Some EU members would like to see a strong joint declaration circulating before the summit, however there has been growing frustration from the partners side as no draft conclusions have been announced. While EU reluctance is clear, the Associated Trio (Georgia, Moldova and Ukraine have banded together in order to speed up and kick start their integration into the EU’s economic bloc. Support has been visible from new EU members and small countries from the Baltics and the Central European region. Interestingly domestic politics could take a toll on short-term prospects for the region, since upcoming elections in France with a high number of Armenian diaspora. High Representative Josep Borrell declared that the summit will deal with “fundamentals”, such as the situation of human rights, democracy, anti-corruption and institutions for rule of law as well as post-covid economic recovery. The issue of hybrid conflicts, disinformation from external parties and harmonization of vaccine certificates will also be on the agenda. Naturally more recent security issues such as military movement on the Russian-Ukrainian border and illegal migration coming from the Belorussian border will raise sensitivities between the EU and its Eastern partners.
Naturally the EU will want to see more effort put into institutional and security sector reforms along with several new policy targets. This includes economy, governance, environment, green and digital and social transition put into the framework of recovery, resilience and reform. Concrete proposals include supporting small and medium-sized enterprises, public transparency, infrastructure development such as 3000 km of new railroads, exchange programs for youth and researcher. Regarding security the EU wants to see more on how its partners can tackle hybrid threats including cyber-crime and providing safe and affordable internet-access to citizens. Regarding public services, reducing energy consumption and providing safe water as well as improving overall healthcare are part of the priorities running up to 2025. The EU is providing a €2.3 billion Economic and Investment Plan for the Eastern Partnership to deliver on these targets with concrete projects.
While financial support is important, it will be up to the EU’s neighbors to develop and deliver in order to increase economic convergence and infrastructure development. The December Summit will definitely be decisive on how other countries see the EU, while it is also grappling with harsh realities such as covid, illegal migration, climate change, economic recovery and internal cohesion.

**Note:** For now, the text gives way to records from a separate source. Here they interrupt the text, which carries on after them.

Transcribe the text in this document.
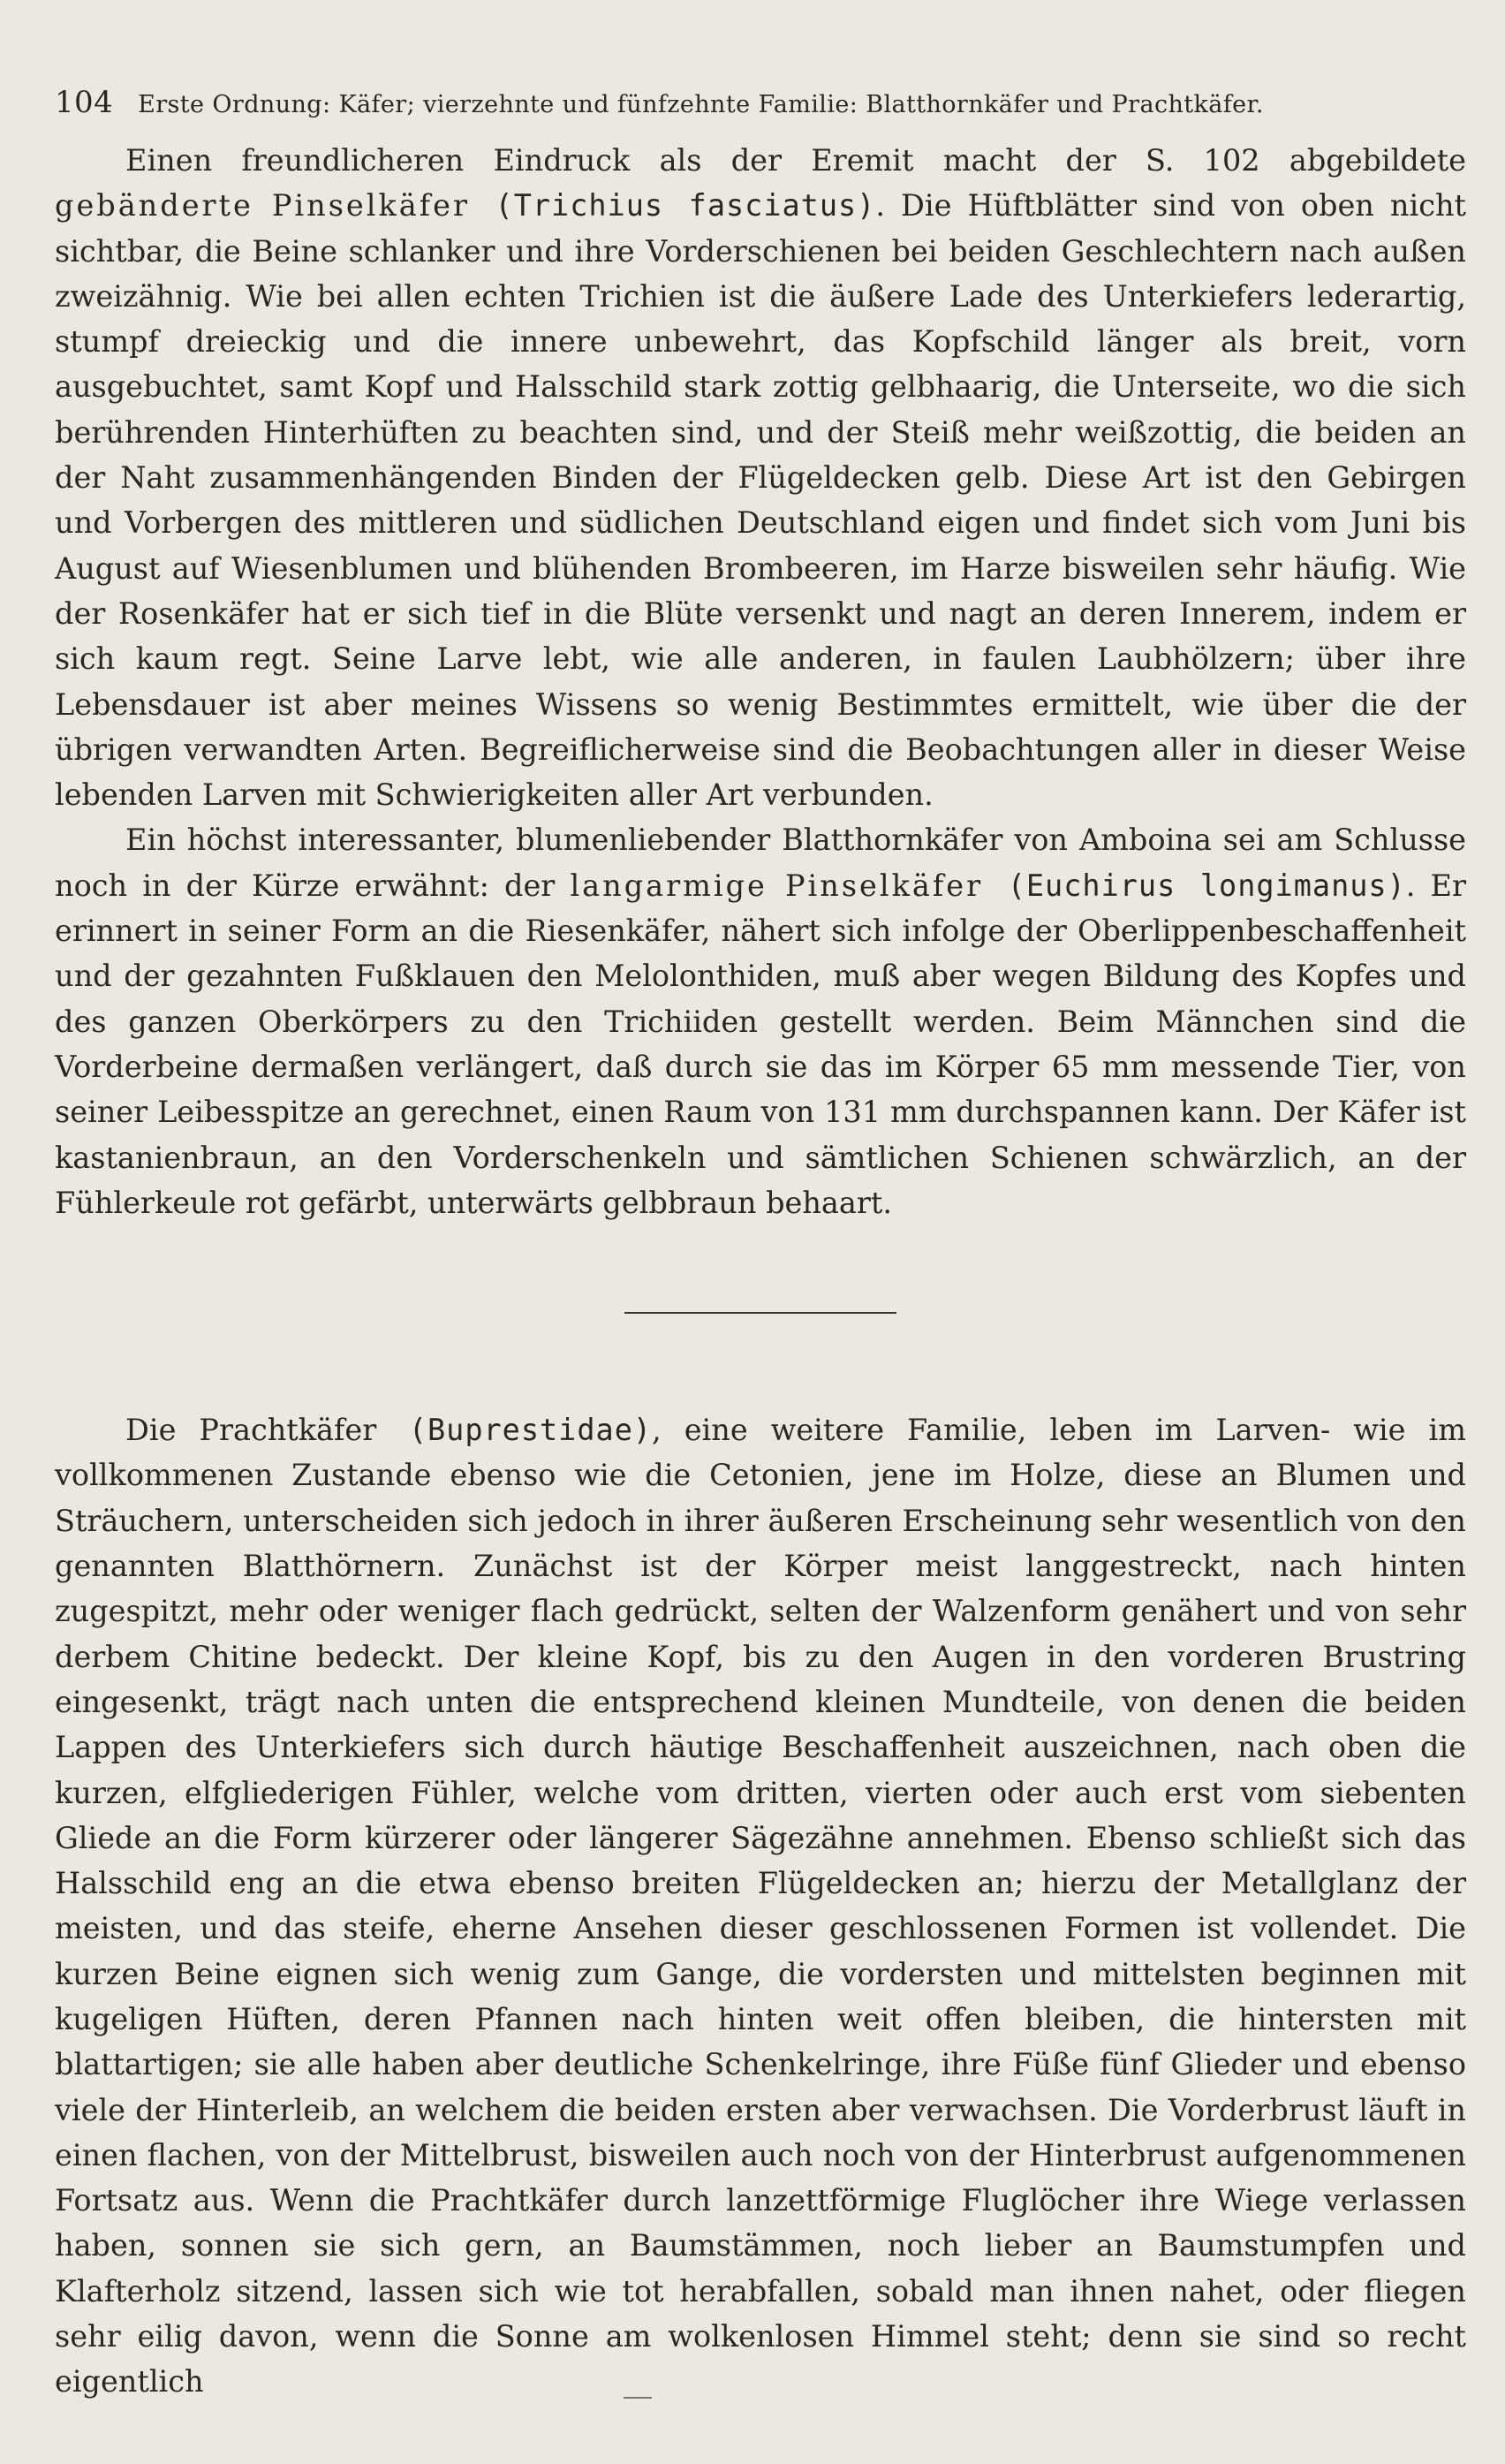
104 Erste Ordnung: Käfer; vierzehnte und fünfzehnte Familie: Blatthornkäfer und Prachtkäfer.

Einen freundlicheren Eindruck als der Eremit macht der S. 102 abgebildete gebänderte Pinselkäfer (Trichius fasciatus). Die Hüftblätter sind von oben nicht sichtbar, die Beine schlanker und ihre Vorderschienen bei beiden Geschlechtern nach außen zweizähnig. Wie bei allen echten Trichien ist die äußere Lade des Unterkiefers lederartig, stumpf dreieckig und die innere unbewehrt, das Kopfschild länger als breit, vorn ausgebuchtet, samt Kopf und Halsschild stark zottig gelbhaarig, die Unterseite, wo die sich berührenden Hinterhüften zu beachten sind, und der Steiß mehr weißzottig, die beiden an der Naht zusammenhängenden Binden der Flügeldecken gelb. Diese Art ist den Gebirgen und Vorbergen des mittleren und südlichen Deutschland eigen und findet sich vom Juni bis August auf Wiesenblumen und blühenden Brombeeren, im Harze bisweilen sehr häufig. Wie der Rosenkäfer hat er sich tief in die Blüte versenkt und nagt an deren Innerem, indem er sich kaum regt. Seine Larve lebt, wie alle anderen, in faulen Laubhölzern; über ihre Lebensdauer ist aber meines Wissens so wenig Bestimmtes ermittelt, wie über die der übrigen verwandten Arten. Begreiflicherweise sind die Beobachtungen aller in dieser Weise lebenden Larven mit Schwierigkeiten aller Art verbunden.

Ein höchst interessanter, blumenliebender Blatthornkäfer von Amboina sei am Schlusse noch in der Kürze erwähnt: der langarmige Pinselkäfer (Euchirus longimanus). Er erinnert in seiner Form an die Riesenkäfer, nähert sich infolge der Oberlippenbeschaffenheit und der gezahnten Fußklauen den Melolonthiden, muß aber wegen Bildung des Kopfes und des ganzen Oberkörpers zu den Trichiiden gestellt werden. Beim Männchen sind die Vorderbeine dermaßen verlängert, daß durch sie das im Körper 65 mm messende Tier, von seiner Leibesspitze an gerechnet, einen Raum von 131 mm durchspannen kann. Der Käfer ist kastanienbraun, an den Vorderschenkeln und sämtlichen Schienen schwärzlich, an der Fühlerkeule rot gefärbt, unterwärts gelbbraun behaart.

Die Prachtkäfer (Buprestidae), eine weitere Familie, leben im Larven- wie im vollkommenen Zustande ebenso wie die Cetonien, jene im Holze, diese an Blumen und Sträuchern, unterscheiden sich jedoch in ihrer äußeren Erscheinung sehr wesentlich von den genannten Blatthörnern. Zunächst ist der Körper meist langgestreckt, nach hinten zugespitzt, mehr oder weniger flach gedrückt, selten der Walzenform genähert und von sehr derbem Chitine bedeckt. Der kleine Kopf, bis zu den Augen in den vorderen Brustring eingesenkt, trägt nach unten die entsprechend kleinen Mundteile, von denen die beiden Lappen des Unterkiefers sich durch häutige Beschaffenheit auszeichnen, nach oben die kurzen, elfgliederigen Fühler, welche vom dritten, vierten oder auch erst vom siebenten Gliede an die Form kürzerer oder längerer Sägezähne annehmen. Ebenso schließt sich das Halsschild eng an die etwa ebenso breiten Flügeldecken an; hierzu der Metallglanz der meisten, und das steife, eherne Ansehen dieser geschlossenen Formen ist vollendet. Die kurzen Beine eignen sich wenig zum Gange, die vordersten und mittelsten beginnen mit kugeligen Hüften, deren Pfannen nach hinten weit offen bleiben, die hintersten mit blattartigen; sie alle haben aber deutliche Schenkelringe, ihre Füße fünf Glieder und ebenso viele der Hinterleib, an welchem die beiden ersten aber verwachsen. Die Vorderbrust läuft in einen flachen, von der Mittelbrust, bisweilen auch noch von der Hinterbrust aufgenommenen Fortsatz aus. Wenn die Prachtkäfer durch lanzettförmige Fluglöcher ihre Wiege verlassen haben, sonnen sie sich gern, an Baumstämmen, noch lieber an Baumstumpfen und Klafterholz sitzend, lassen sich wie tot herabfallen, sobald man ihnen nahet, oder fliegen sehr eilig davon, wenn die Sonne am wolkenlosen Himmel steht; denn sie sind so recht eigentlich
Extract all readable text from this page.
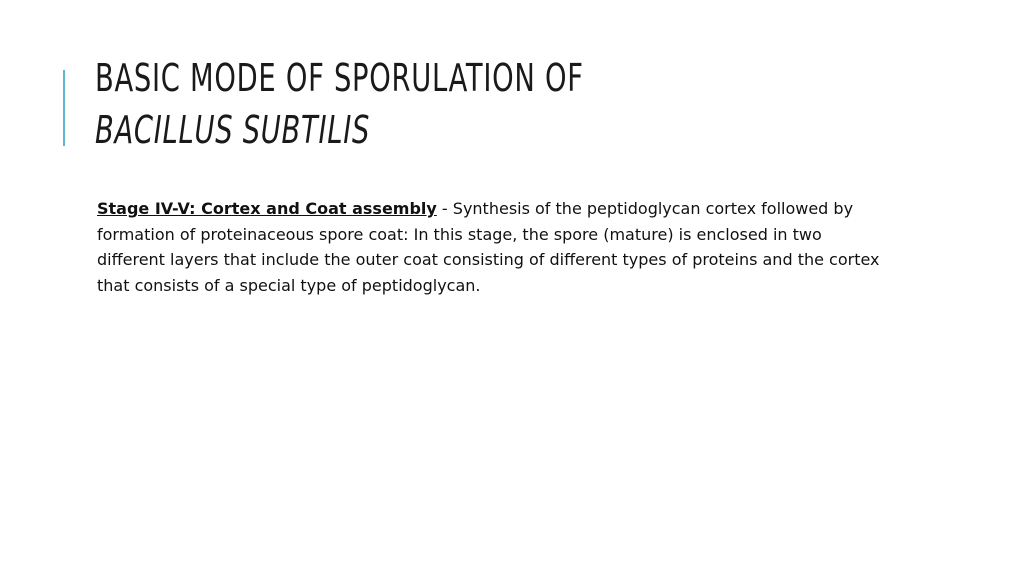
BASIC MODE OF SPORULATION OF BACILLUS SUBTILIS

Stage IV-V: Cortex and Coat assembly - Synthesis of the peptidoglycan cortex followed by formation of proteinaceous spore coat: In this stage, the spore (mature) is enclosed in two different layers that include the outer coat consisting of different types of proteins and the cortex that consists of a special type of peptidoglycan.
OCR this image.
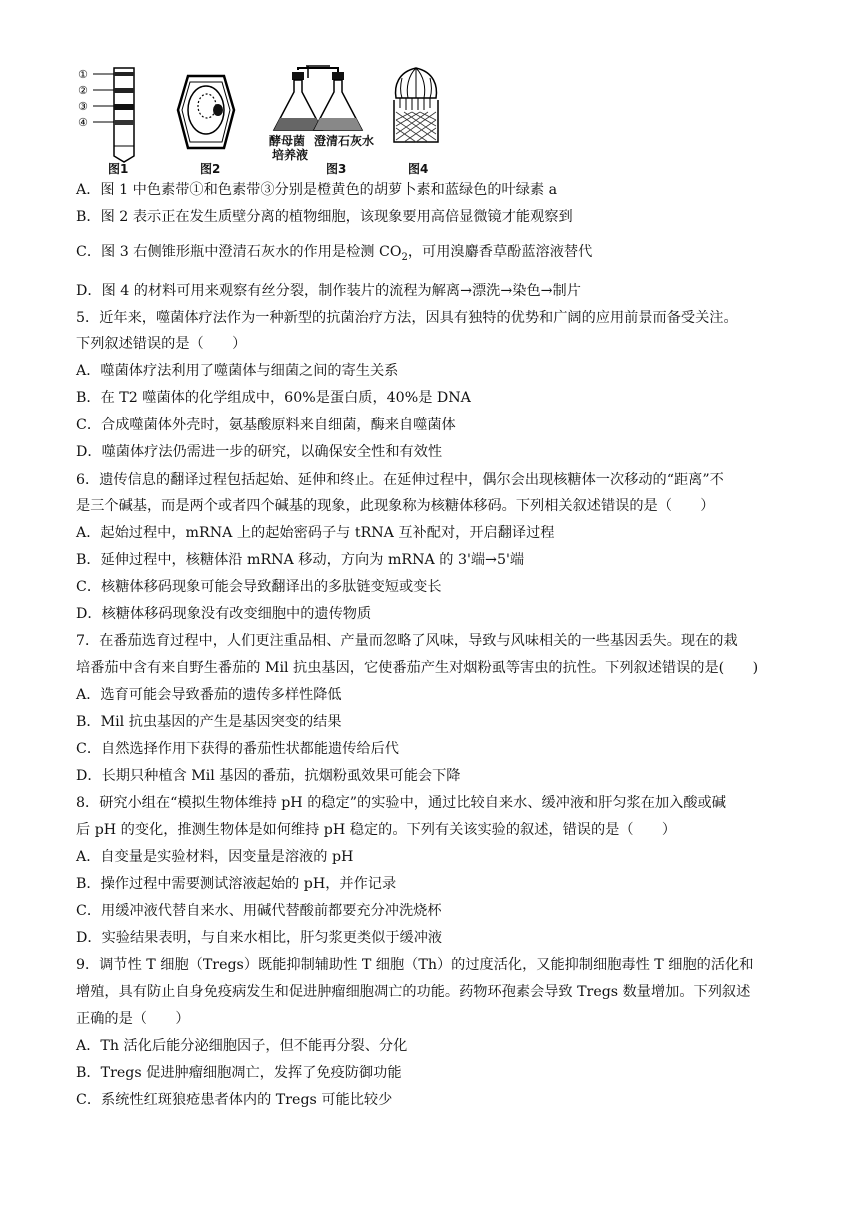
①
②
③
④
酵母菌
培养液
澄清石灰水
图1	图2	图3	图4
A．图 1 中色素带①和色素带③分别是橙黄色的胡萝卜素和蓝绿色的叶绿素 a
B．图 2 表示正在发生质壁分离的植物细胞，该现象要用高倍显微镜才能观察到
C．图 3 右侧锥形瓶中澄清石灰水的作用是检测 $CO_2$，可用溴麝香草酚蓝溶液替代
D．图 4 的材料可用来观察有丝分裂，制作装片的流程为解离→漂洗→染色→制片
5．近年来，噬菌体疗法作为一种新型的抗菌治疗方法，因具有独特的优势和广阔的应用前景而备受关注。
下列叙述错误的是（　　）
A．噬菌体疗法利用了噬菌体与细菌之间的寄生关系
B．在 T2 噬菌体的化学组成中，60%是蛋白质，40%是 DNA
C．合成噬菌体外壳时，氨基酸原料来自细菌，酶来自噬菌体
D．噬菌体疗法仍需进一步的研究，以确保安全性和有效性
6．遗传信息的翻译过程包括起始、延伸和终止。在延伸过程中，偶尔会出现核糖体一次移动的“距离”不
是三个碱基，而是两个或者四个碱基的现象，此现象称为核糖体移码。下列相关叙述错误的是（　　）
A．起始过程中，mRNA 上的起始密码子与 tRNA 互补配对，开启翻译过程
B．延伸过程中，核糖体沿 mRNA 移动，方向为 mRNA 的 3'端→5'端
C．核糖体移码现象可能会导致翻译出的多肽链变短或变长
D．核糖体移码现象没有改变细胞中的遗传物质
7．在番茄选育过程中，人们更注重品相、产量而忽略了风味，导致与风味相关的一些基因丢失。现在的栽
培番茄中含有来自野生番茄的 Mil 抗虫基因，它使番茄产生对烟粉虱等害虫的抗性。下列叙述错误的是(　　)
A．选育可能会导致番茄的遗传多样性降低
B．Mil 抗虫基因的产生是基因突变的结果
C．自然选择作用下获得的番茄性状都能遗传给后代
D．长期只种植含 Mil 基因的番茄，抗烟粉虱效果可能会下降
8．研究小组在“模拟生物体维持 pH 的稳定”的实验中，通过比较自来水、缓冲液和肝匀浆在加入酸或碱
后 pH 的变化，推测生物体是如何维持 pH 稳定的。下列有关该实验的叙述，错误的是（　　）
A．自变量是实验材料，因变量是溶液的 pH
B．操作过程中需要测试溶液起始的 pH，并作记录
C．用缓冲液代替自来水、用碱代替酸前都要充分冲洗烧杯
D．实验结果表明，与自来水相比，肝匀浆更类似于缓冲液
9．调节性 T 细胞（Tregs）既能抑制辅助性 T 细胞（Th）的过度活化，又能抑制细胞毒性 T 细胞的活化和
增殖，具有防止自身免疫病发生和促进肿瘤细胞凋亡的功能。药物环孢素会导致 Tregs 数量增加。下列叙述
正确的是（　　）
A．Th 活化后能分泌细胞因子，但不能再分裂、分化
B．Tregs 促进肿瘤细胞凋亡，发挥了免疫防御功能
C．系统性红斑狼疮患者体内的 Tregs 可能比较少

The ultimate question will be, how engaged the EU wants to become in its Eastern Neighborhood and how a weaker engagement will affect its own security and posture in the world. This is especially true, in light of Belarus deciding to temporarily quit the partnership in June, and now stirring up hybrid conflict involving migrants on the EU’s borders. Hopefully partners will understand the current realities and face common challenges in a harmonized way, especially in providing tangible border assistance to the Baltics and Poland. The border situation affects not only the EU itself, but the stability of its wider neighborhood too, including its Eastern Partners. All eyes are now on the leaders.